Gopalakrishna mentions an Israeli startup using machine learning and computer vision, with a robot/drone mashup. It can do both crop estimation and use automation to pick oranges.

“I honestly believe that, on the computer vision side of it, everything we are doing today is far better than what a human can do,” he says. “The efficiency of computer vision today is beyond what human beings are capable of achieving.”

Gopalakrishna shared a couple interesting developments during our short call.

First, manufacturers will do everything they can to ensure the robots are highly accurate coming off the assembly line. Yet growers will need to do some calibration and computer training work once the machines show up on the farm.

“For example, if the machine finds a weed it for some reason does not recognize,” he says, “the user will probably need to tell the company. And [he’ll] take some images of the weed so they can train the camera and computer to see it and recognize it.”

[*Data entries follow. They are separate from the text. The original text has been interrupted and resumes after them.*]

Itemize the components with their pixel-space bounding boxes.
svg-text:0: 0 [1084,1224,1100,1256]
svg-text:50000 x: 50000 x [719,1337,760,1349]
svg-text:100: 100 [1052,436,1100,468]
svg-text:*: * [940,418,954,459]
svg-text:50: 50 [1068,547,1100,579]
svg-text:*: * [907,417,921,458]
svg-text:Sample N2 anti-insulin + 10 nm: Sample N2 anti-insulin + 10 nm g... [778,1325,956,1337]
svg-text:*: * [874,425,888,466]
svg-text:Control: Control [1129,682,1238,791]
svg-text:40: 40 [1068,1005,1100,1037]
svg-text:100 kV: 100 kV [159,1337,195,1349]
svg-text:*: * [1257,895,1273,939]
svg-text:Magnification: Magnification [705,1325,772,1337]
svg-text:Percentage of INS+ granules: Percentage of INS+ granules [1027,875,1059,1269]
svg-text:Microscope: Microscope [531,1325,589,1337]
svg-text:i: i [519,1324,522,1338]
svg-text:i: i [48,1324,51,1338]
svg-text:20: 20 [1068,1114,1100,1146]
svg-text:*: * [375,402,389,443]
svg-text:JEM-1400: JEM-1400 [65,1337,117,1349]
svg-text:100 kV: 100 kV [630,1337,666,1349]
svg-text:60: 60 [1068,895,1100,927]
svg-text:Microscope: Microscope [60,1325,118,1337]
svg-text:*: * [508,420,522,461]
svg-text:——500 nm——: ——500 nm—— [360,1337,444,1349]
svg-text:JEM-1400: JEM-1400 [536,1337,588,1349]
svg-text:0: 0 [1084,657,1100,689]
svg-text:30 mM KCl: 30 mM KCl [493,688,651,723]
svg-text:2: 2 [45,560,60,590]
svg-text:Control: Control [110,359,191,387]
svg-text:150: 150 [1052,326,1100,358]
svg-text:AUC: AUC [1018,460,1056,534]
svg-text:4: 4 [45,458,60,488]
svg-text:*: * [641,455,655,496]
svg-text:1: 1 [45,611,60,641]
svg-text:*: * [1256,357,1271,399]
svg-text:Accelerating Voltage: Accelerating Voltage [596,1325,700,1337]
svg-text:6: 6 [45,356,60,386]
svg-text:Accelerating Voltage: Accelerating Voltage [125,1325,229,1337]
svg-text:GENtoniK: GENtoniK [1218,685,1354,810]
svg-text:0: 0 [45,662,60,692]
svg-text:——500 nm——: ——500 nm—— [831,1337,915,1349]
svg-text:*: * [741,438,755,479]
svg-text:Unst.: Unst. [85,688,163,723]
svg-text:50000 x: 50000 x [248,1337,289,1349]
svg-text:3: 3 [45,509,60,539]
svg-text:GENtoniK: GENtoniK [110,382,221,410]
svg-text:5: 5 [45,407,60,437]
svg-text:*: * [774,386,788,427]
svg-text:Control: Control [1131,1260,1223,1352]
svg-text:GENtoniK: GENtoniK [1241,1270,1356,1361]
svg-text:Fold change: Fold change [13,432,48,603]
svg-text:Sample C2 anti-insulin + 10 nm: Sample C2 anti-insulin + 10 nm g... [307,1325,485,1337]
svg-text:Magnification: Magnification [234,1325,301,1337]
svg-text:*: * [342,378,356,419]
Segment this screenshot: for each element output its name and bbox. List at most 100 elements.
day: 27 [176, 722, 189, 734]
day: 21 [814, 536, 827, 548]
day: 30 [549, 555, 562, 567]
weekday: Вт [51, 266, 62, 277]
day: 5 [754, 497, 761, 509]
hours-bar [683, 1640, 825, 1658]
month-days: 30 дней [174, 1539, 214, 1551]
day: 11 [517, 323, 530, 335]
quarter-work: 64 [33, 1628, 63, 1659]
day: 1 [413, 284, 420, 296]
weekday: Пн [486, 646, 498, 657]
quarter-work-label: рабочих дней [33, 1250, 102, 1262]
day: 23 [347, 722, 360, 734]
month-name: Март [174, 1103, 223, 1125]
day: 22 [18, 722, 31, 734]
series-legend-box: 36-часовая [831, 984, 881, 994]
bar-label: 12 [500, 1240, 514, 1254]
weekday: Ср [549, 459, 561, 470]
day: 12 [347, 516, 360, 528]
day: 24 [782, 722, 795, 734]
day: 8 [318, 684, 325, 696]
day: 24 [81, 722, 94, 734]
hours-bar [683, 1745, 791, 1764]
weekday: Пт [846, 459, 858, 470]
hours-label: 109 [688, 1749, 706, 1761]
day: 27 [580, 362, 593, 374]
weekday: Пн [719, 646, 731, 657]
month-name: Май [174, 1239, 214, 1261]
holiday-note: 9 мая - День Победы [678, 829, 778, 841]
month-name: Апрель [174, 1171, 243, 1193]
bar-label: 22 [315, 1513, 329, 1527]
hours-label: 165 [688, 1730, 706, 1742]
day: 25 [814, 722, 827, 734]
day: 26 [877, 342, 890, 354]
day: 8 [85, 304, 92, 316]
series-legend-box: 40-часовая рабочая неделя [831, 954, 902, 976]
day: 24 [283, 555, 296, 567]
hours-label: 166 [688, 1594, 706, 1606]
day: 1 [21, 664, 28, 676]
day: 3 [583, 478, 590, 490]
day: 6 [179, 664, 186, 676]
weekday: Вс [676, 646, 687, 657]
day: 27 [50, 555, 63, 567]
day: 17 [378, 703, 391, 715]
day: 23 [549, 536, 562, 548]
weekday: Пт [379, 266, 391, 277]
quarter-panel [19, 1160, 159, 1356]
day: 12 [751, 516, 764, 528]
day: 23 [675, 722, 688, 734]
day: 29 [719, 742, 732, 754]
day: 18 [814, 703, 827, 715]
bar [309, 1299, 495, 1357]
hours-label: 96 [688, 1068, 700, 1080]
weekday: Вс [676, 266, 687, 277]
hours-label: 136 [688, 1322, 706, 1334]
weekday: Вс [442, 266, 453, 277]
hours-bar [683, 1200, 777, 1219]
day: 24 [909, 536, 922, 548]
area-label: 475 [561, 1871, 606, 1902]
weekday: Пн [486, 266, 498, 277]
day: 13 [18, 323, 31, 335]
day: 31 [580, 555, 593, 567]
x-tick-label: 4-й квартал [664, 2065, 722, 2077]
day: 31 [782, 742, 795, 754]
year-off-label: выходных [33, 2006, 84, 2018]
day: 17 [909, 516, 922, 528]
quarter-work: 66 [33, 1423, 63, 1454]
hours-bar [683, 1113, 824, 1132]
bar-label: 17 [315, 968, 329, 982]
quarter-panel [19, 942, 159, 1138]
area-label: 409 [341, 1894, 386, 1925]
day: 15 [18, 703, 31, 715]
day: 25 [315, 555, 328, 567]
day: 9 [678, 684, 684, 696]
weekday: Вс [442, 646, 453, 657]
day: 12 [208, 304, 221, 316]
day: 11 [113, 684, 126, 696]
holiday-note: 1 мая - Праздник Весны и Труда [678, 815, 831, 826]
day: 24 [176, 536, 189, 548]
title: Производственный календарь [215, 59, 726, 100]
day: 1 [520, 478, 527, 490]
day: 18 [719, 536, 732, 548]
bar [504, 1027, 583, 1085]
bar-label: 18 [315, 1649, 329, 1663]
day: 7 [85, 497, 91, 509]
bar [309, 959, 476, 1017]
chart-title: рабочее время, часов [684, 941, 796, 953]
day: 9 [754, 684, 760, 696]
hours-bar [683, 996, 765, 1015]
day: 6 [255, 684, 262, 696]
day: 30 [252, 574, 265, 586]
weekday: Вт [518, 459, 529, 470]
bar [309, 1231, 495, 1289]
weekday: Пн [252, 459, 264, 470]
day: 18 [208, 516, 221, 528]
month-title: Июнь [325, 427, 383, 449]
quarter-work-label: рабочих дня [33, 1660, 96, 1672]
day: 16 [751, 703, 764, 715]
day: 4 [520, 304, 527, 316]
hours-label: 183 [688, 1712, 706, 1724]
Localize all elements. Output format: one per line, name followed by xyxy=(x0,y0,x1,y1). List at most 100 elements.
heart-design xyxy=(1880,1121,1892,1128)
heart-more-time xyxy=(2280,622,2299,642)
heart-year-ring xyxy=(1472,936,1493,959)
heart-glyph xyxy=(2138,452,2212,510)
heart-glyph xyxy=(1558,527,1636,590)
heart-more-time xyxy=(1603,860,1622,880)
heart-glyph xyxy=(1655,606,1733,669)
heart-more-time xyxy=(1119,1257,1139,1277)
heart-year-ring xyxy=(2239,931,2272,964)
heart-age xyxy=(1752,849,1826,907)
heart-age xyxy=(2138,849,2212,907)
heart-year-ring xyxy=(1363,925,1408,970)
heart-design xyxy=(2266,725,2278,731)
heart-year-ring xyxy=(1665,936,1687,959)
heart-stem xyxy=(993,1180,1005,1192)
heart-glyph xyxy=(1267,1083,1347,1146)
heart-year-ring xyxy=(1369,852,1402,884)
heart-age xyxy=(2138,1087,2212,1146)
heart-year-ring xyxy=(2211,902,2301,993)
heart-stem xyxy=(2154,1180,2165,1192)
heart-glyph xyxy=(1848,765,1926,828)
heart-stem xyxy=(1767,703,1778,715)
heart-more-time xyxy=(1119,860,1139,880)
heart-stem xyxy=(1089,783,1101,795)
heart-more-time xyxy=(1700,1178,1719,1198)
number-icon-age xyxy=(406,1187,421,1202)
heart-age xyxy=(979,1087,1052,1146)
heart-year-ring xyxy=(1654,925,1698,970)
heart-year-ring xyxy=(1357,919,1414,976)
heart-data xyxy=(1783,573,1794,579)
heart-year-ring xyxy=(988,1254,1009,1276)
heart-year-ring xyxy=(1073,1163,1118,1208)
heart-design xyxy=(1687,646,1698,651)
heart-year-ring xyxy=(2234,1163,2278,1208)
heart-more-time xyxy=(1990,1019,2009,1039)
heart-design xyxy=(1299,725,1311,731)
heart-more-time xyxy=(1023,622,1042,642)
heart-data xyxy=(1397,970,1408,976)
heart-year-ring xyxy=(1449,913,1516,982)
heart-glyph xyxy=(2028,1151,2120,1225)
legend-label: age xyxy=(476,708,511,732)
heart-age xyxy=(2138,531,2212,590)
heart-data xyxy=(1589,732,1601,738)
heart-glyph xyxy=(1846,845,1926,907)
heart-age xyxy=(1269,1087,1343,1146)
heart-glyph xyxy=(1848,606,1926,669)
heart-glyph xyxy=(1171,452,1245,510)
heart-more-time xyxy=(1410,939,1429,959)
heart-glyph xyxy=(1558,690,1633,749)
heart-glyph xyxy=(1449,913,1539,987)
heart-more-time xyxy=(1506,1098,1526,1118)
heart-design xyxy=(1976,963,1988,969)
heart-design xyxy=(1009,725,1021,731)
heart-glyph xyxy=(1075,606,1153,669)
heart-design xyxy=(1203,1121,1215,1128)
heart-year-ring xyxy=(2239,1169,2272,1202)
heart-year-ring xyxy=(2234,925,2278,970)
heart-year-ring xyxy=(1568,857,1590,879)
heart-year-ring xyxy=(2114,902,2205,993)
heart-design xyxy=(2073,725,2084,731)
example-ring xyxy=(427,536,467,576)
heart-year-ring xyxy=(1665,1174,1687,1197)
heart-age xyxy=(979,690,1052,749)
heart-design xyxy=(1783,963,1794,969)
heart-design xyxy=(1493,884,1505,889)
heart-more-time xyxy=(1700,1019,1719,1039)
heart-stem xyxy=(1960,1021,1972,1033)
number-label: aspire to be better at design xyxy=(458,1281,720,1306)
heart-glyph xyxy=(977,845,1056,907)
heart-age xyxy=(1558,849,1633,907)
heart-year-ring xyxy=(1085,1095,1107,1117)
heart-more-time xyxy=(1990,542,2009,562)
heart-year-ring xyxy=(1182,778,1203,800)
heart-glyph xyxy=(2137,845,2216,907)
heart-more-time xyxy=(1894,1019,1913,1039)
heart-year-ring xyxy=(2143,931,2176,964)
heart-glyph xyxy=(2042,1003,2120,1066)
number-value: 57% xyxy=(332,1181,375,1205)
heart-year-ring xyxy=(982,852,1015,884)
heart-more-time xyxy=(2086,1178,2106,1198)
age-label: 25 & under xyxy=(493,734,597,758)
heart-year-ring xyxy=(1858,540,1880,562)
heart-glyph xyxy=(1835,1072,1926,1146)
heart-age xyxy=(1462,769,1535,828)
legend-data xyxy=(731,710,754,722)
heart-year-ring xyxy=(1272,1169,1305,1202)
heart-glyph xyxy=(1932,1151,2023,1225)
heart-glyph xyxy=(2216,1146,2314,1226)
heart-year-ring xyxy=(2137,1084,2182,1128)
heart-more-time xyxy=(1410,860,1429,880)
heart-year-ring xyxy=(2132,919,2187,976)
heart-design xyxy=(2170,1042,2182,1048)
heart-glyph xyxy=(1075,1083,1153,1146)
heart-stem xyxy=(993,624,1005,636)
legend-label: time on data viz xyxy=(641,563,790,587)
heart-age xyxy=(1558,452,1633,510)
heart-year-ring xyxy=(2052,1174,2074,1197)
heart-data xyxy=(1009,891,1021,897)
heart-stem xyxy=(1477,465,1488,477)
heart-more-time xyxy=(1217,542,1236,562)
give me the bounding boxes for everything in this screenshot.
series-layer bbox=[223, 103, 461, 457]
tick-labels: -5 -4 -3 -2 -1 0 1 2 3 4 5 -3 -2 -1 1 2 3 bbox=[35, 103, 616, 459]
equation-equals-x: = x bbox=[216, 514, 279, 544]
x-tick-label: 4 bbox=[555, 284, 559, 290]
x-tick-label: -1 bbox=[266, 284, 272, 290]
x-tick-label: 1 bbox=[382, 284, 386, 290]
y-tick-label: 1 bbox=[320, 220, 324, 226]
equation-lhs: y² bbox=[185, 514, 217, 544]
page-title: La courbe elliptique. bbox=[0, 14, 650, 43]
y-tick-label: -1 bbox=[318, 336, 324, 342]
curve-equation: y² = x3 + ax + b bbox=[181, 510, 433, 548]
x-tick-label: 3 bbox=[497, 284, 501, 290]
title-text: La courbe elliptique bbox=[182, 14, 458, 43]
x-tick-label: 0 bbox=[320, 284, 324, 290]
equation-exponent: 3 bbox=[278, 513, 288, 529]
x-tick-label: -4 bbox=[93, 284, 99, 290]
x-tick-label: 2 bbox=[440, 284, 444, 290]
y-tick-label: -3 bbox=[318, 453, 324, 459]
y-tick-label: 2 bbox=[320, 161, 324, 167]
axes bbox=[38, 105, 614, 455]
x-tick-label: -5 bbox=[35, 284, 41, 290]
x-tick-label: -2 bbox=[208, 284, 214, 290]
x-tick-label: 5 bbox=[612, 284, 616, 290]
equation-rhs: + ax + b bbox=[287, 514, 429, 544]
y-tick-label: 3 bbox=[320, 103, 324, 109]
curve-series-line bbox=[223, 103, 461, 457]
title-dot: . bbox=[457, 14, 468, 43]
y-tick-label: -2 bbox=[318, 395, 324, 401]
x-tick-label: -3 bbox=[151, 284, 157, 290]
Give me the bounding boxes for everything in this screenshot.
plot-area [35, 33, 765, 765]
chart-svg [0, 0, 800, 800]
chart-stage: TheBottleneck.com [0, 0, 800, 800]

How Will Expensive Robots Go-To-Market?

Machine as a Service (MaaS) is how Gopalakrishna sees this type of technology being scaled throughout agriculture.

No one wants farmers to mortgage the farm on a large capital expense (or dip into cash reserves). Instead, regional-based service providers will own, operate, and maintain the expensive robots. They’ll charge farmers for the service, either on a per-acre or per-hours worked model.

“We see more and more customers looking at something like this through a machine-as-a-service model lens, or what we call robot-as-a-service (RaaS) model,” he says.

For Gopalakrishna and the team at NVIDIA, however, there is still unfinished business to tend to. Mostly in helping robotics companies get these types of automated machines to market at scale. And helping all farmers farm more efficiently.

“I think that the farmers in America and the rest of the world understand that this technology is here now,” he explains. “Many of them are starting to become more aware that there is a way to do their jobs in a more efficient way.”